Sous les regards de Caïn, l’impossible observation des mineurs délinquants (1945-1972)

Christian SANCHEZ, érès, 1995, 200 p.

Le droit des mineurs est un long chemin semé d’avancées importantes mais aussi d’avatars et parfois de grandes errances. La question qui traverse les différentes époques, c’est bien la distinction à établir ou non entre l’acte et la personnalité de son auteur. C’est la révolution française qui va marquer pour la première fois les notions de minorité pénale et de discernement. Dès lors, l’éducation et la répression vont se marquer respectivement à la culotte. Mais la direction est donnée: la loi de 1912 dans une certaine mesure et surtout l’ordonnance de 1945 imposent la mesure éducative comme une règle et la sanction comme une exception.

Dans cet itinéraire, l’expérience des Centres d’Observation est représentative d’une certaine méthode pour aborder la question de la délinquance juvénile. Christian Sanchez, éducateur de la Protection Judiciaire de la Jeunesse, nous décrit cet épisode dans un ouvrage paru dans la collection « trajets » des éditions érès. 

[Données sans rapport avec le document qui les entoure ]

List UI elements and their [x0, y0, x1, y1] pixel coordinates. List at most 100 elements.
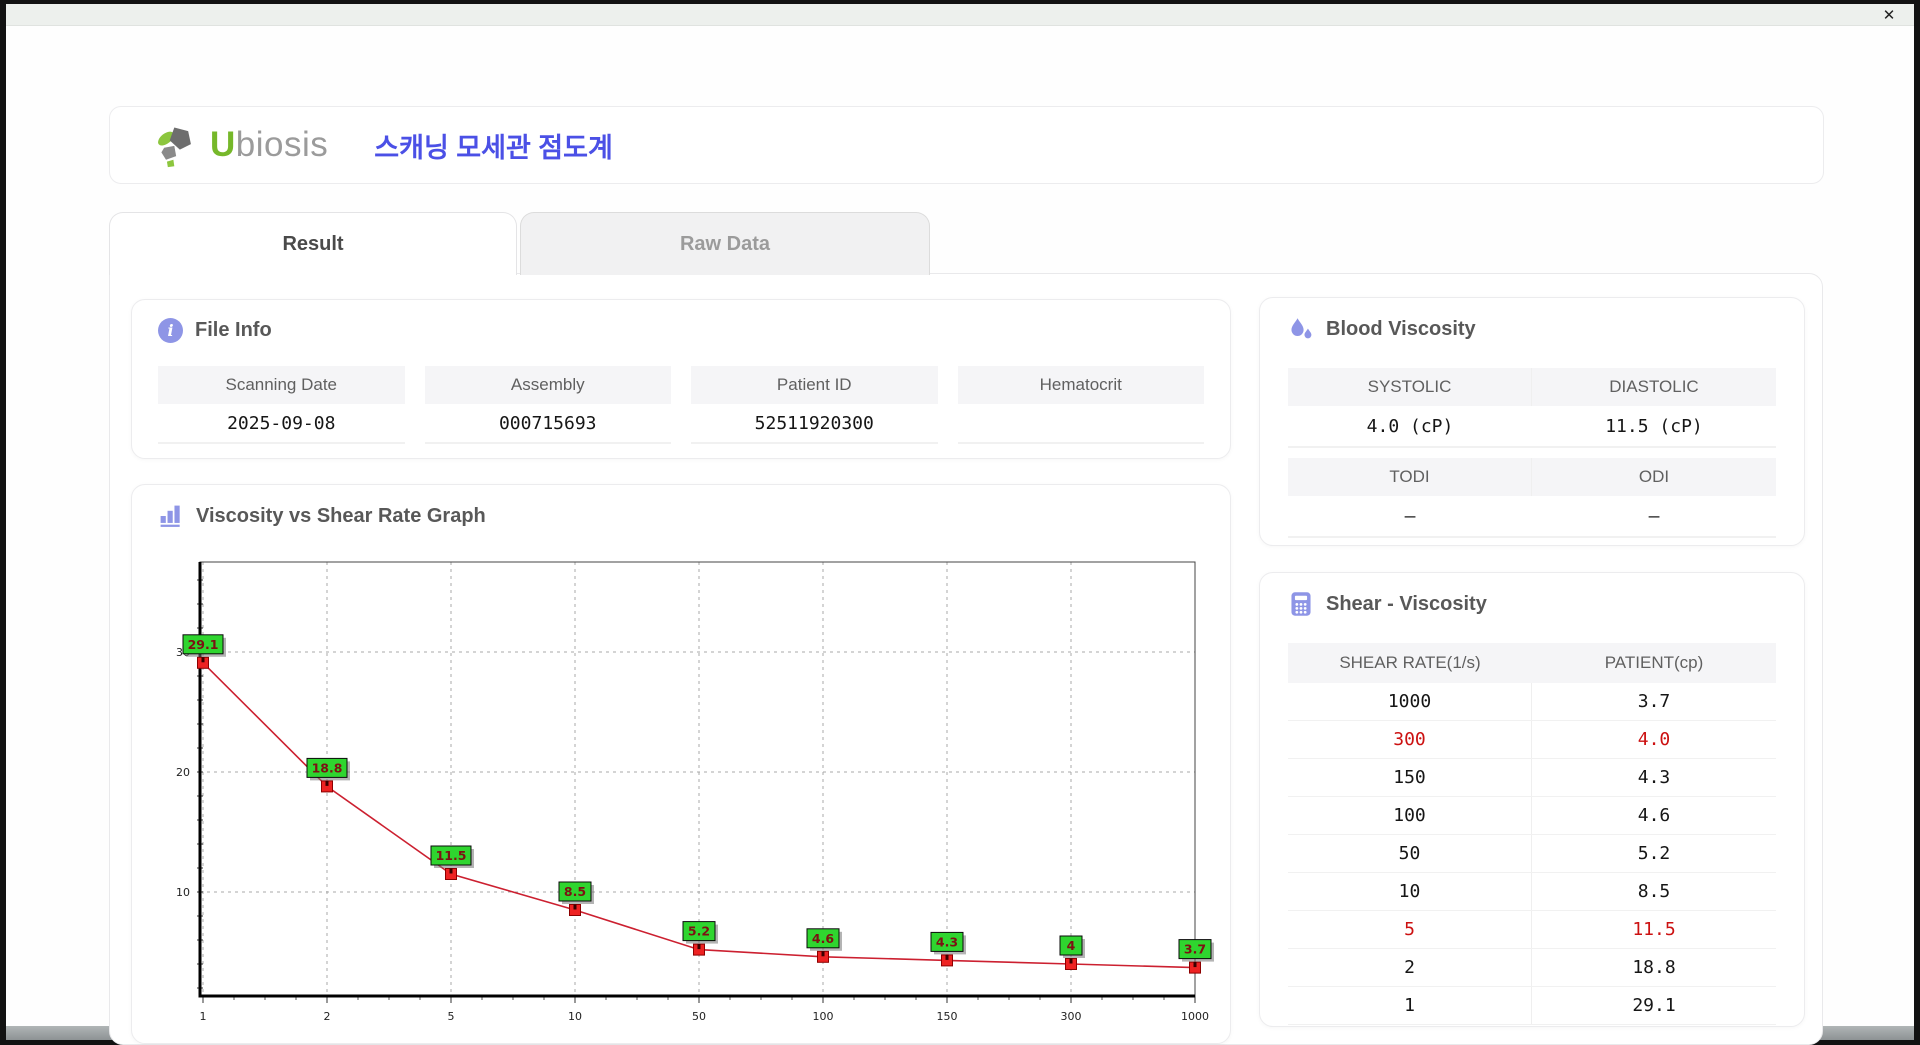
shear-rate-cell: 50: [1288, 835, 1532, 872]
file-info-field: Assembly 000715693: [424, 366, 671, 444]
svg-text:8.5: 8.5: [564, 884, 586, 899]
patient-viscosity-cell: 5.2: [1637, 843, 1671, 864]
svg-text:20: 20: [176, 766, 190, 779]
svg-text:11.5: 11.5: [436, 848, 467, 863]
svg-text:2: 2: [324, 1010, 331, 1023]
svg-text:1: 1: [200, 1010, 207, 1023]
file-info-field-value: 2025-09-08: [158, 404, 405, 444]
svg-text:4.6: 4.6: [812, 931, 834, 946]
table-row: 1000 3.7: [1288, 683, 1776, 721]
blood-viscosity-label: ODI: [1532, 458, 1776, 496]
patient-viscosity-cell: 4.3: [1637, 767, 1671, 788]
table-row: 50 5.2: [1288, 835, 1776, 873]
svg-text:10: 10: [176, 886, 190, 899]
calculator-icon: [1288, 591, 1314, 617]
patient-viscosity-cell: 8.5: [1637, 881, 1671, 902]
svg-text:100: 100: [813, 1010, 834, 1023]
shear-viscosity-card: Shear - Viscosity SHEAR RATE(1/s) PATIENT…: [1259, 572, 1805, 1027]
shear-table-body: 1000 3.7 300 4.0 150 4.3 100 4.6 50 5.2 10 8.5 5 11.5…: [1288, 683, 1776, 1025]
shear-rate-cell: 1000: [1288, 683, 1532, 720]
table-row: 1 29.1: [1288, 987, 1776, 1025]
svg-text:5: 5: [448, 1010, 455, 1023]
svg-text:3.7: 3.7: [1184, 942, 1206, 957]
table-row: 2 18.8: [1288, 949, 1776, 987]
graph-card: Viscosity vs Shear Rate Graph 1020301251…: [131, 484, 1231, 1044]
file-info-field-label: Patient ID: [691, 366, 938, 404]
shear-table-head: SHEAR RATE(1/s) PATIENT(cp): [1288, 643, 1776, 683]
water-drops-icon: [1288, 316, 1314, 342]
blood-viscosity-heading-label: Blood Viscosity: [1326, 317, 1476, 340]
shear-column-header: SHEAR RATE(1/s): [1288, 643, 1532, 683]
graph-heading: Viscosity vs Shear Rate Graph: [158, 503, 486, 529]
svg-text:4: 4: [1067, 938, 1076, 953]
blood-viscosity-value: 11.5 (cP): [1532, 406, 1776, 448]
svg-text:150: 150: [937, 1010, 958, 1023]
graph-heading-label: Viscosity vs Shear Rate Graph: [196, 504, 486, 527]
patient-viscosity-cell: 4.6: [1637, 805, 1671, 826]
blood-viscosity-block: SYSTOLIC DIASTOLIC 4.0 (cP) 11.5 (cP): [1288, 368, 1776, 448]
svg-text:4.3: 4.3: [936, 934, 958, 949]
table-row: 150 4.3: [1288, 759, 1776, 797]
file-info-field-label: Hematocrit: [957, 366, 1204, 404]
ubiosis-leaf-logo: [154, 119, 202, 171]
shear-rate-cell: 10: [1288, 873, 1532, 910]
svg-text:5.2: 5.2: [688, 924, 710, 939]
shear-rate-cell: 2: [1288, 949, 1532, 986]
file-info-card: i File Info Scanning Date 2025-09-08 Assem…: [131, 299, 1231, 459]
window-body: Ubiosis 스캐닝 모세관 점도계 Result Raw Data i Fi…: [6, 26, 1914, 1045]
close-icon[interactable]: ✕: [1878, 5, 1900, 25]
page-title: 스캐닝 모세관 점도계: [374, 132, 613, 163]
table-row: 10 8.5: [1288, 873, 1776, 911]
svg-text:10: 10: [568, 1010, 582, 1023]
svg-text:18.8: 18.8: [312, 760, 343, 775]
svg-text:29.1: 29.1: [188, 637, 219, 652]
shear-rate-cell: 5: [1288, 911, 1532, 948]
shear-rate-cell: 300: [1288, 721, 1532, 758]
tab-result[interactable]: Result: [109, 212, 517, 275]
svg-text:1000: 1000: [1181, 1010, 1209, 1023]
file-info-field-value: 000715693: [424, 404, 671, 444]
file-info-field-value: 52511920300: [691, 404, 938, 444]
tab-raw-data[interactable]: Raw Data: [520, 212, 930, 275]
tab-result-label: Result: [282, 232, 344, 255]
file-info-fields: Scanning Date 2025-09-08 Assembly 000715693…: [158, 366, 1204, 444]
file-info-heading-label: File Info: [195, 319, 272, 341]
file-info-heading: i File Info: [158, 318, 272, 343]
file-info-field-label: Scanning Date: [158, 366, 405, 404]
patient-viscosity-cell: 4.0: [1637, 729, 1671, 750]
brand-name: Ubiosis: [210, 125, 328, 165]
blood-viscosity-value: –: [1532, 496, 1776, 538]
tab-raw-data-label: Raw Data: [679, 232, 771, 255]
blood-viscosity-block: TODI ODI – –: [1288, 458, 1776, 538]
patient-viscosity-cell: 3.7: [1637, 691, 1671, 712]
shear-rate-cell: 150: [1288, 759, 1532, 796]
file-info-field: Hematocrit: [957, 366, 1204, 444]
blood-viscosity-table: SYSTOLIC DIASTOLIC 4.0 (cP) 11.5 (cP) TODI OD…: [1288, 368, 1776, 548]
blood-viscosity-value: –: [1288, 496, 1532, 538]
file-info-field-label: Assembly: [424, 366, 671, 404]
viscosity-chart: 1020301251050100150300100029.118.811.58.…: [176, 561, 1214, 1023]
blood-viscosity-label: TODI: [1288, 458, 1532, 496]
app-header: Ubiosis 스캐닝 모세관 점도계: [109, 106, 1824, 184]
blood-viscosity-label: SYSTOLIC: [1288, 368, 1532, 406]
table-row: 300 4.0: [1288, 721, 1776, 759]
shear-column-header: PATIENT(cp): [1532, 643, 1776, 683]
table-row: 5 11.5: [1288, 911, 1776, 949]
shear-viscosity-heading: Shear - Viscosity: [1288, 591, 1487, 617]
blood-viscosity-card: Blood Viscosity SYSTOLIC DIASTOLIC 4.0 (cP…: [1259, 297, 1805, 546]
file-info-field-value: [957, 404, 1204, 444]
shear-viscosity-heading-label: Shear - Viscosity: [1326, 592, 1487, 615]
svg-text:300: 300: [1061, 1010, 1082, 1023]
patient-viscosity-cell: 18.8: [1632, 957, 1676, 978]
blood-viscosity-heading: Blood Viscosity: [1288, 316, 1476, 342]
shear-rate-cell: 1: [1288, 987, 1532, 1024]
window-titlebar: ✕: [6, 4, 1914, 26]
file-info-field: Scanning Date 2025-09-08: [158, 366, 405, 444]
shear-rate-cell: 100: [1288, 797, 1532, 834]
patient-viscosity-cell: 11.5: [1632, 919, 1676, 940]
blood-viscosity-label: DIASTOLIC: [1532, 368, 1776, 406]
brand-first-letter: U: [210, 125, 236, 164]
brand-rest: biosis: [235, 125, 329, 164]
info-icon: i: [158, 318, 183, 343]
svg-text:50: 50: [692, 1010, 706, 1023]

L’objectif de l’observation consiste à étudier la personnalité du mineur afin de proposer au magistrat la mesure éducative la mieux adaptée. La solution adoptée réside dans le regroupement des jeunes de telle façon qu’ils révèlent les traits de leur caractère les meilleurs comme les pires. Le centre de Savigny est à cet égard exemplaire. Un domaine de vingt hectares y accueille à partir de 1945, 180 mineurs potentiels, mais ce chiffre sera toujours dépassé. La discipline et l’ordre y règnent. Les adolescents y sont soumis à une investigation dominée par un souci de la classification et de codification instrumentalisées à l’extrême. Examen médical, psychologique, psychiatrique, enquête sociale, évaluation scolaire et professionnelle, analyse de comportement, les moindre moments de vie quotidienne sont l’occasion de jauger la personne et de la placer dans la case qui lui correspond le mieux. Selon que le délinquant relève des catégories: « accidentel », « cas social », « subnormal », « arriéré intellectuel»,  « instable et fugueur », « dangereux avec malignité », « psycho-névrotique curable » ou « psychiatrique peu curable », on savait quelle orientation choisir. Le fugueur ira à Belle-Ile et le récalcitrant à Aniane ! Mais, ce modèle de fonctionnement entre en crise à la fin des années soixante. La séparation artificielle entre observation et prise-en-charge éducative ainsi que le sacrifice des mineurs à une machine à produire des rapports marquent les limites du principe-même du Centre d’Observation. De plus, le placement du jeune dans un cadre factice ne permet pas une observation vraiment efficace. On s’oriente en fait vers l’intervention en milieu ouvert dont l’observation est non pas le tout mais un moment de l’action. En 1971, le Centre de Savigny ferme ses portes, donnant naissance à l’Institution Spéciale d’Education Spécialisée. Mais, cela est une autre histoire.